PostgreSQL 那些使用临时文件的操作与跟踪

9 minute read

背景

在数据库中的一些操作,可能会用到临时文件,比如排序,HASH JOIN,中间结果存储,聚合等等。

为了提高数据库的执行效率,一些操作可能会使用内存代替临时存储,仅仅当内存不足时使用临时文件。

通过work_mem可以设置会话Query使用的临时内存的阈值,当然一个Query中如果使用了大量并行的排序等操作时,或者使用了并行计算多个WORKER PROCESS时,可能用到多个WORK_MEM空间,那么内存的使用量也许会比较大。

注意,临时表与Query执行过程中使用的临时文件并不一样,包括我们后面提到的几个临时文件使用跟踪的参数,实际上跟踪的都是Query执行过程中产生的临时文件,而不是临时表。请注意。

在控制临时文件使用量,使用个数的参数上,控制的也是Query执行过程中产生的临时文件,并不会控制临时表使用多少文件。

相关参数

临时表相关

虽然与本文提到的Query使用临时文件不相干,但是还是提一下

#temp_buffers = 8MB                     # min 800kB  

1、temp_buffers (integer)

Sets the maximum number of temporary buffers used by each database session. These are session-local buffers used only for access to temporary tables. The default is eight megabytes (8MB). The setting can be changed within individual sessions, but only before the first use of temporary tables within the session; subsequent attempts to change the value will have no effect on that session.

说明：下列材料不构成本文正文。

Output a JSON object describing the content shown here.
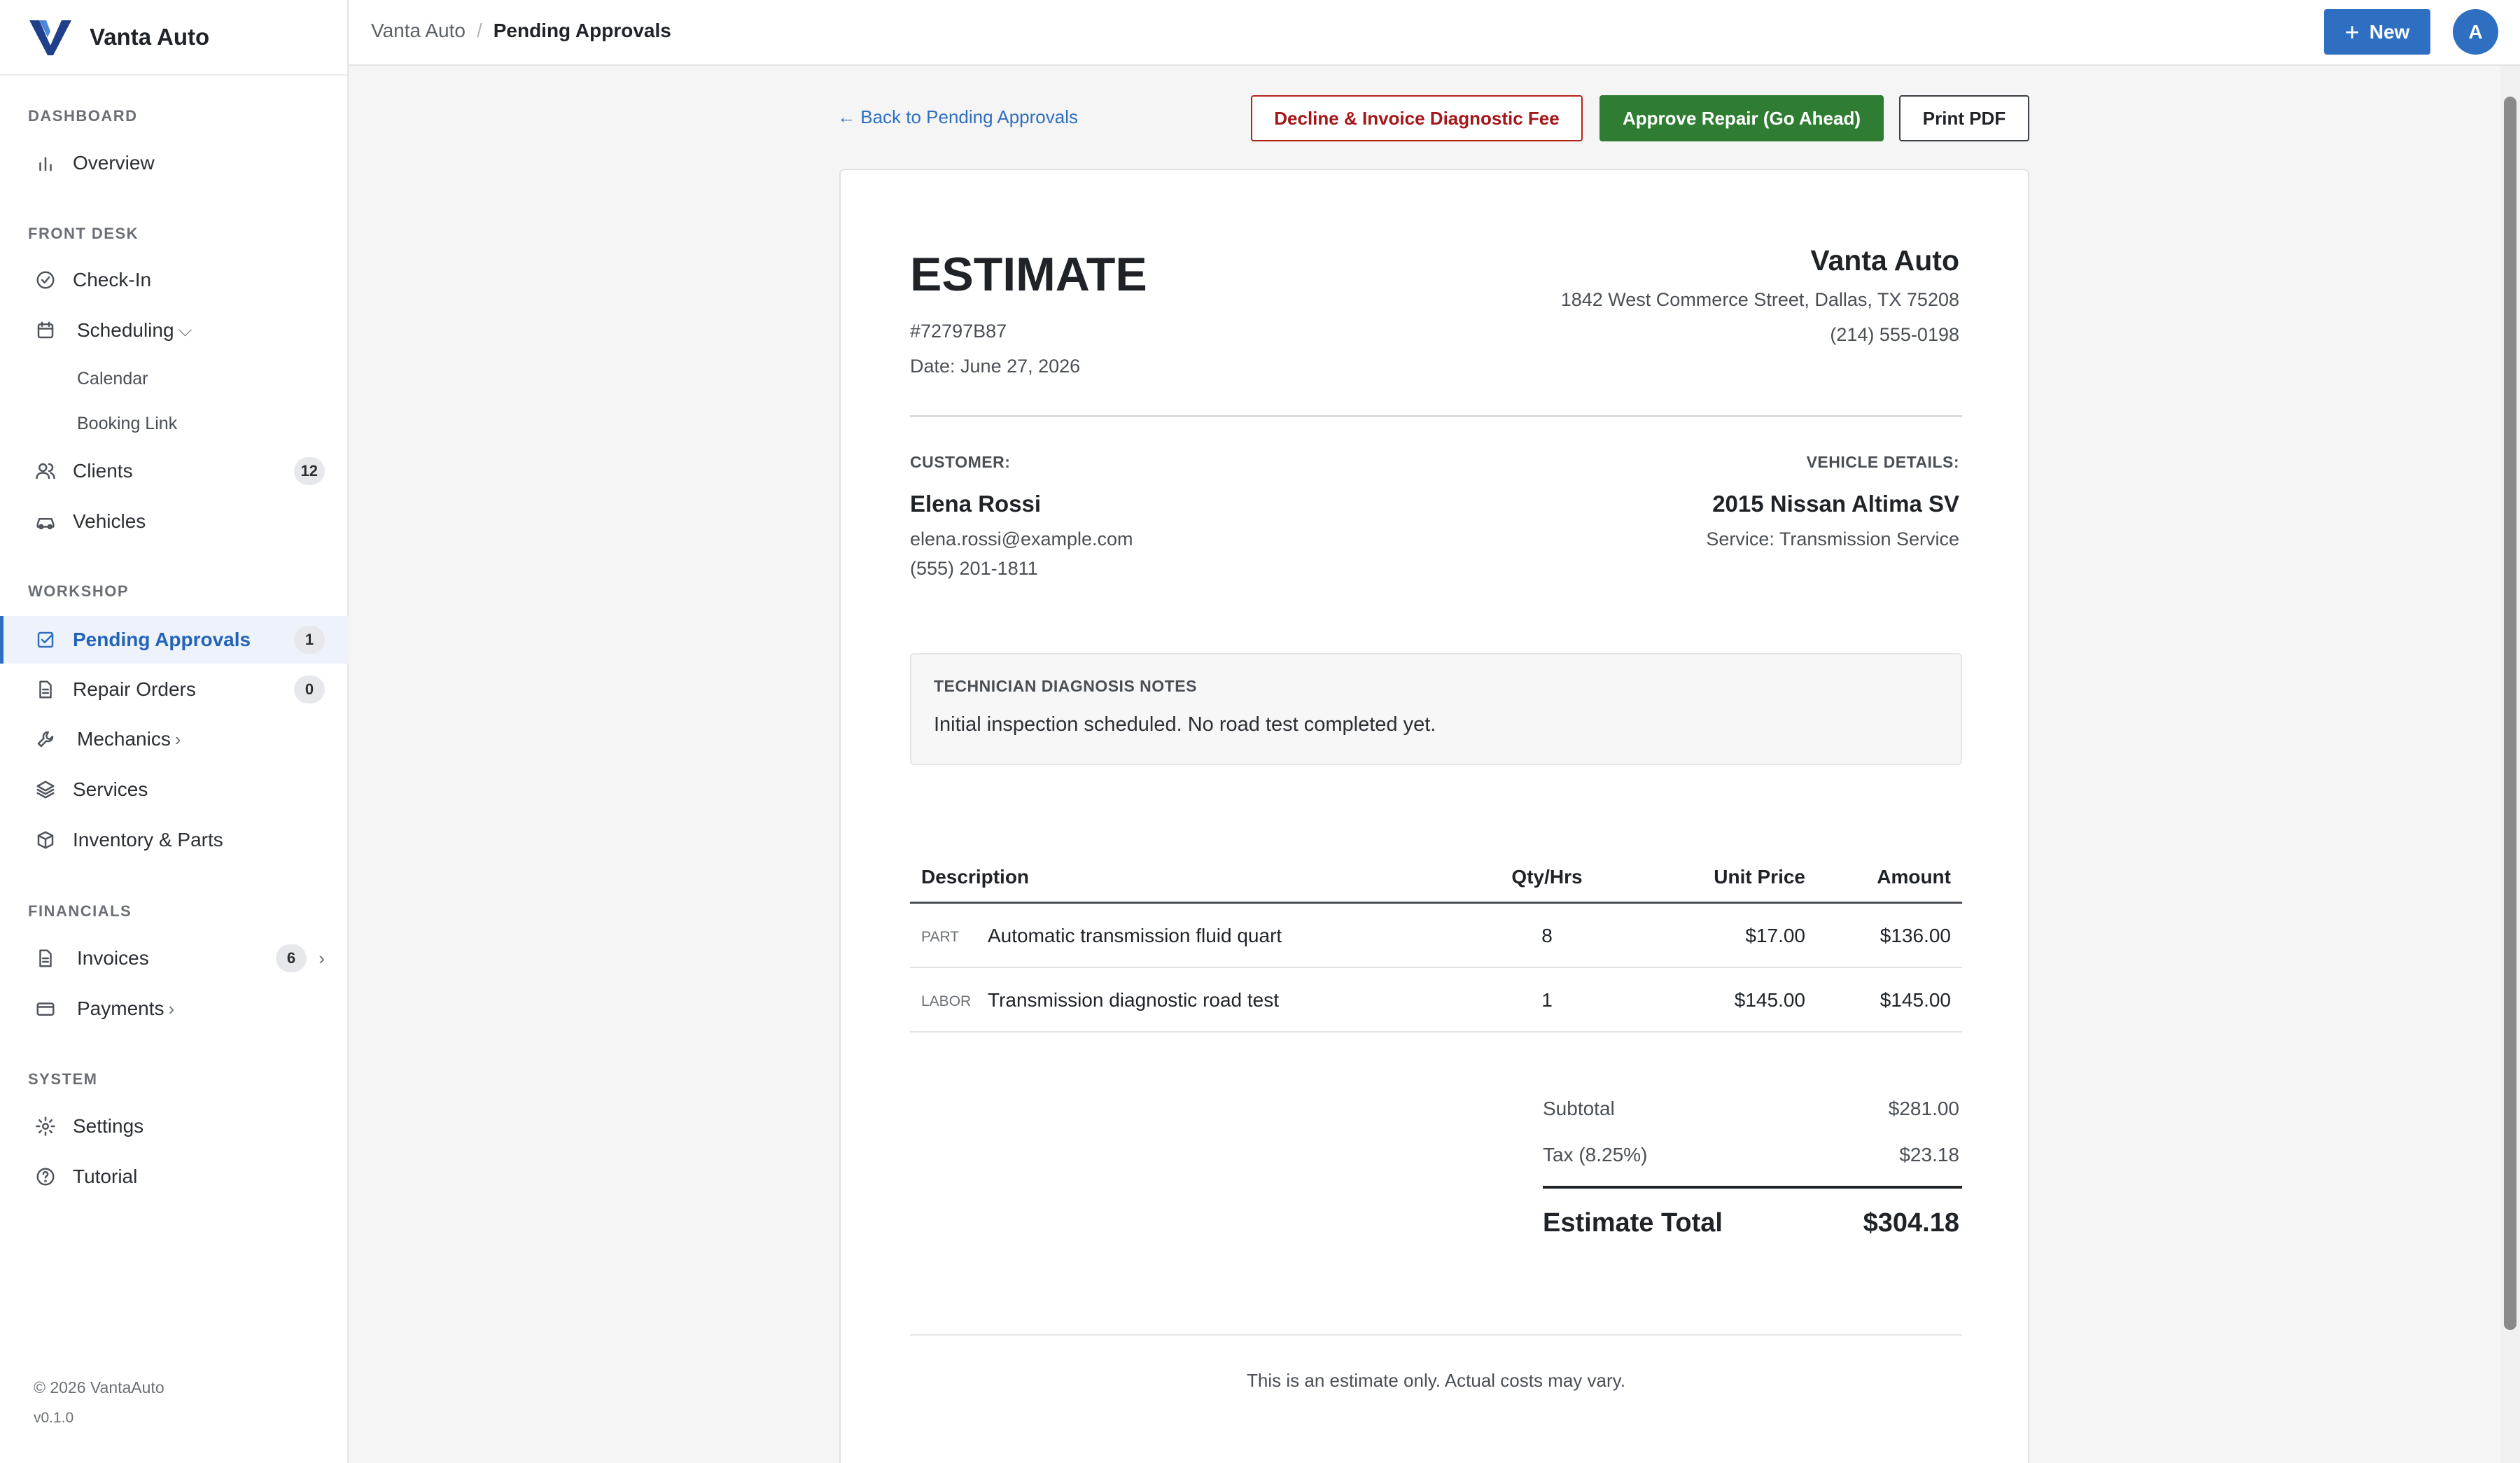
{
  "app": {
    "brand_name": "Vanta Auto",
    "accent_color": "#2f6fc2",
    "logo_icon": "v-logo-icon"
  },
  "sidebar": {
    "sections": {
      "dashboard": "DASHBOARD",
      "front_desk": "FRONT DESK",
      "workshop": "WORKSHOP",
      "financials": "FINANCIALS",
      "system": "SYSTEM"
    },
    "items": {
      "overview": {
        "label": "Overview",
        "icon": "bar-chart-icon"
      },
      "checkin": {
        "label": "Check-In",
        "icon": "check-circle-icon"
      },
      "scheduling": {
        "label": "Scheduling",
        "icon": "calendar-icon"
      },
      "calendar": {
        "label": "Calendar"
      },
      "booking_link": {
        "label": "Booking Link"
      },
      "clients": {
        "label": "Clients",
        "icon": "users-icon",
        "badge": "12"
      },
      "vehicles": {
        "label": "Vehicles",
        "icon": "car-icon"
      },
      "pending_approvals": {
        "label": "Pending Approvals",
        "icon": "checkbox-icon",
        "badge": "1"
      },
      "repair_orders": {
        "label": "Repair Orders",
        "icon": "document-icon",
        "badge": "0"
      },
      "mechanics": {
        "label": "Mechanics",
        "icon": "wrench-icon"
      },
      "services": {
        "label": "Services",
        "icon": "layers-icon"
      },
      "inventory": {
        "label": "Inventory & Parts",
        "icon": "box-icon"
      },
      "invoices": {
        "label": "Invoices",
        "icon": "document-icon",
        "badge": "6"
      },
      "payments": {
        "label": "Payments",
        "icon": "credit-card-icon"
      },
      "settings": {
        "label": "Settings",
        "icon": "gear-icon"
      },
      "tutorial": {
        "label": "Tutorial",
        "icon": "help-circle-icon"
      }
    },
    "footer": {
      "copyright": "© 2026 VantaAuto",
      "version": "v0.1.0"
    }
  },
  "topbar": {
    "breadcrumb": [
      "Vanta Auto",
      "Pending Approvals"
    ],
    "new_button": "New",
    "avatar_initial": "A"
  },
  "actions": {
    "back_link": "← Back to Pending Approvals",
    "decline": "Decline & Invoice Diagnostic Fee",
    "approve": "Approve Repair (Go Ahead)",
    "print": "Print PDF"
  },
  "estimate": {
    "title": "ESTIMATE",
    "number": "#72797B87",
    "date": "Date: June 27, 2026",
    "shop": {
      "name": "Vanta Auto",
      "address": "1842 West Commerce Street, Dallas, TX 75208",
      "phone": "(214) 555-0198"
    },
    "customer": {
      "label": "CUSTOMER:",
      "name": "Elena Rossi",
      "email": "elena.rossi@example.com",
      "phone": "(555) 201-1811"
    },
    "vehicle": {
      "label": "VEHICLE DETAILS:",
      "name": "2015 Nissan Altima SV",
      "service": "Service: Transmission Service"
    },
    "notes": {
      "label": "TECHNICIAN DIAGNOSIS NOTES",
      "text": "Initial inspection scheduled. No road test completed yet."
    },
    "table": {
      "headers": {
        "description": "Description",
        "qty": "Qty/Hrs",
        "unit": "Unit Price",
        "amount": "Amount"
      },
      "rows": [
        {
          "kind": "PART",
          "description": "Automatic transmission fluid quart",
          "qty": "8",
          "unit": "$17.00",
          "amount": "$136.00"
        },
        {
          "kind": "LABOR",
          "description": "Transmission diagnostic road test",
          "qty": "1",
          "unit": "$145.00",
          "amount": "$145.00"
        }
      ]
    },
    "totals": {
      "subtotal_label": "Subtotal",
      "subtotal": "$281.00",
      "tax_label": "Tax (8.25%)",
      "tax": "$23.18",
      "total_label": "Estimate Total",
      "total": "$304.18"
    },
    "disclaimer": "This is an estimate only. Actual costs may vary."
  }
}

A session will allocate temporary buffers as needed up to the limit given by temp_buffers. The cost of setting a large value in sessions that do not actually need many temporary buffers is only a buffer descriptor, or about 64 bytes, per increment in temp_buffers. However if a buffer is actually used an additional 8192 bytes will be consumed for it (or in general, BLCKSZ bytes).

#temp_tablespaces = ''                  # a list of tablespace names, '' uses  
                                        # only default tablespace  

2、temp_tablespaces (string)

This variable specifies tablespaces in which to create temporary objects (temp tables and indexes on temp tables) when a CREATE command does not explicitly specify a tablespace. Temporary files for purposes such as sorting large data sets are also created in these tablespaces.

The value is a list of names of tablespaces. When there is more than one name in the list, PostgreSQL chooses a random member of the list each time a temporary object is to be created; except that within a transaction, successively created temporary objects are placed in successive tablespaces from the list. If the selected element of the list is an empty string, PostgreSQL will automatically use the default tablespace of the current database instead.

When temp_tablespaces is set interactively, specifying a nonexistent tablespace is an error, as is specifying a tablespace for which the user does not have CREATE privilege. However, when using a previously set value, nonexistent tablespaces are ignored, as are tablespaces for which the user lacks CREATE privilege. In particular, this rule applies when using a value set in postgresql.conf.

The default value is an empty string, which results in all temporary objects being created in the default tablespace of the current database.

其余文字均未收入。